Under the terms of the agreement, Haemonetics will transfer all of its ownership interest in Inlog Holdings France SAS and In Log SAS, including the EdgeSuite™ software solutions, such as EdgeBlood™, EdgeCell®, EdgeTrack™ and EdgeLab™, as well as the SapaNet™ software solution. These products provide a range of solutions to help meet operational needs for blood banks and blood centers and optimize workflow efficiencies in hospital labs to improve patient safety and streamline lab processes. Employees of In Log SAS will remain employees of In Log SAS following the closing of the transaction.

“We are enthusiastic about continuing what Haemonetics and the Inlog team have achieved over the last decade. We will rely on Inlog’s team to better serve its clients by investing in innovation and in people. We are convinced that Inlog has strong assets to grow within the European market,” said Thomas Peretti, Director at Abénex.

This transaction is expected to close in the third quarter of calendar 2020, subject to the satisfaction of customary closing conditions.








About Haemonetics
Haemonetics (NYSE: HAE) is a global healthcare company dedicated to providing a suite of innovative hematology products and solutions for customers, to help them improve patient care and reduce the cost of healthcare. Our technology addresses important medical markets: blood and plasma component collection, the surgical suite and hospital transfusion services. To learn more about Haemonetics, visit www.haemonetics.com.

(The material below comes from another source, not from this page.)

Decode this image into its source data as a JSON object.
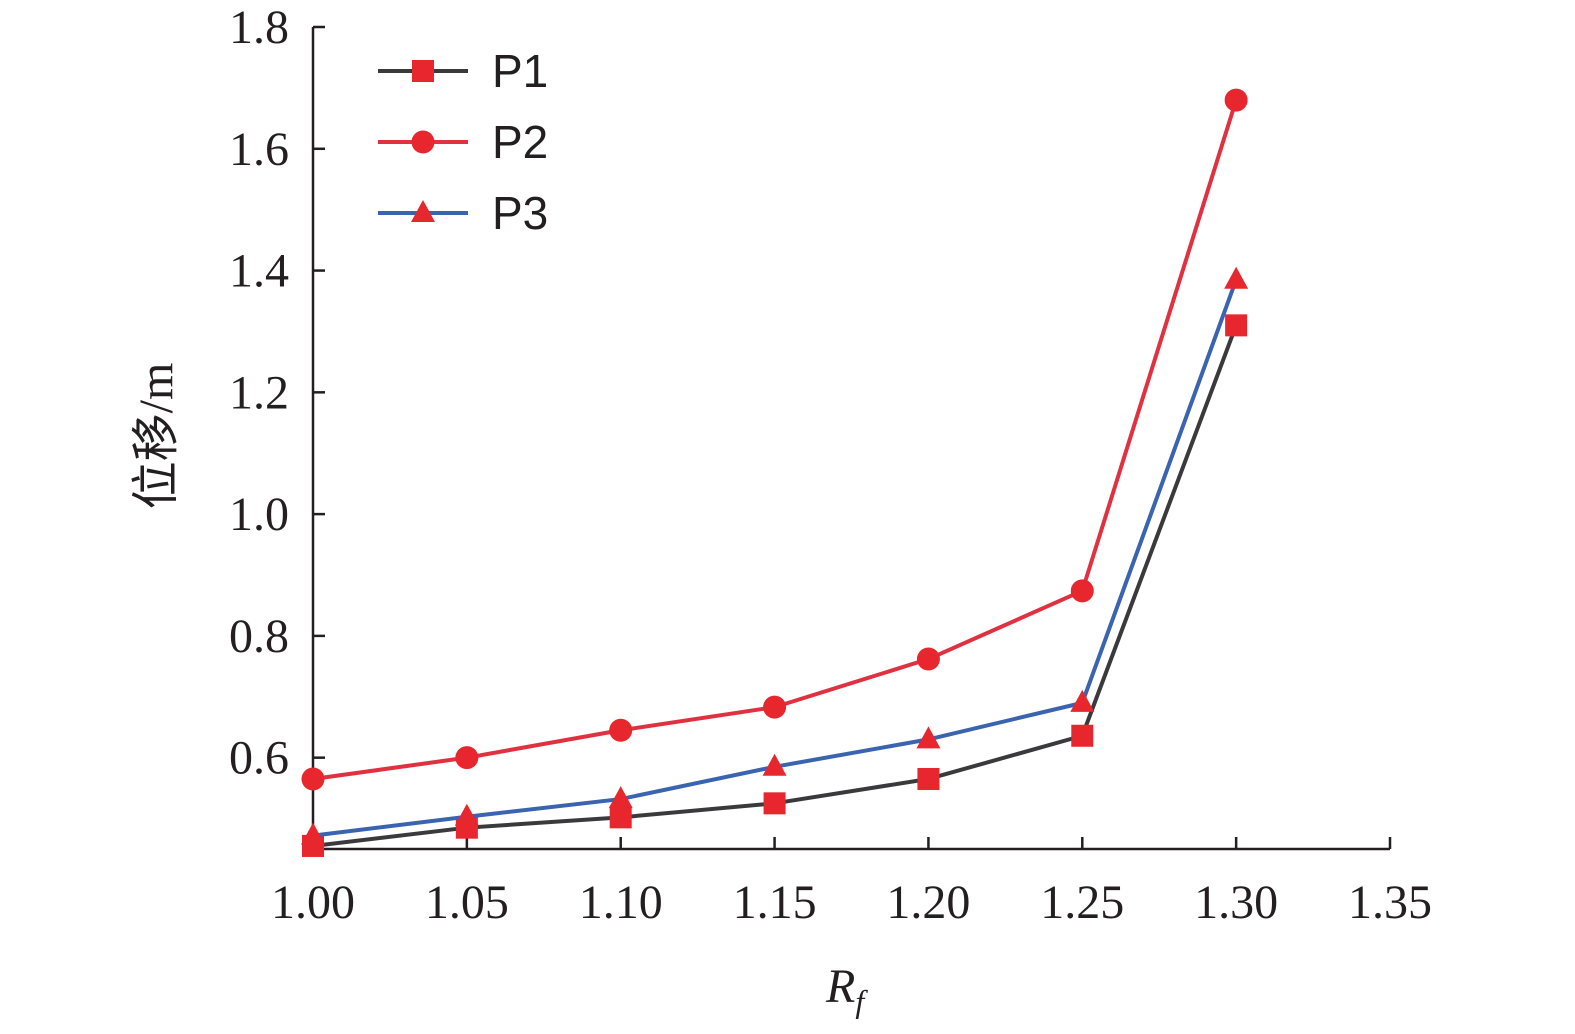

Haemonetics Cautionary Statement Regarding Forward-Looking Information

Any statements contained in this press release that do not describe historical facts may constitute forward-looking statements. Forward-looking statements in this press release may include, without limitation, statements regarding the consummation of the proposed transaction described in this press release and statements regarding Haemonetics’ strategies, positioning, resources, capabilities, and expectations for future performance. Such forward-looking statements are not meant to predict or guarantee actual results, performance, events or circumstances and may not be realized because they are based upon Haemonetics’ current projections, plans, objectives, beliefs, expectations, estimates and assumptions and are subject to a number of risks and uncertainties and other influences. Actual results and the timing of certain events and circumstances may differ materially from those described by the forward-looking statements as a result of these risks and uncertainties. Factors that may influence or contribute to the inaccuracy of the forward-looking statements or cause actual results to differ materially from expected or desired results may include, without limitation, any event, changes or other circumstance that delays or gives rise to the proposed transaction not being consummated, including the failure of the parties to satisfy conditions to completion of the transaction; the failure to realize the anticipated benefits of the transaction or the transaction having an unanticipated impact; Haemonetics’ ability to predict accurately the demand for its products and products under development and to develop strategies to address its markets successfully and the impact of competitive products and pricing and technical innovations that could render products marketed or under development by Haemonetics obsolete. These and other factors are identified and described in more detail in Haemonetics’ filings with the Securities and Exchange Commission. Haemonetics does not undertake to update these forward-looking statements.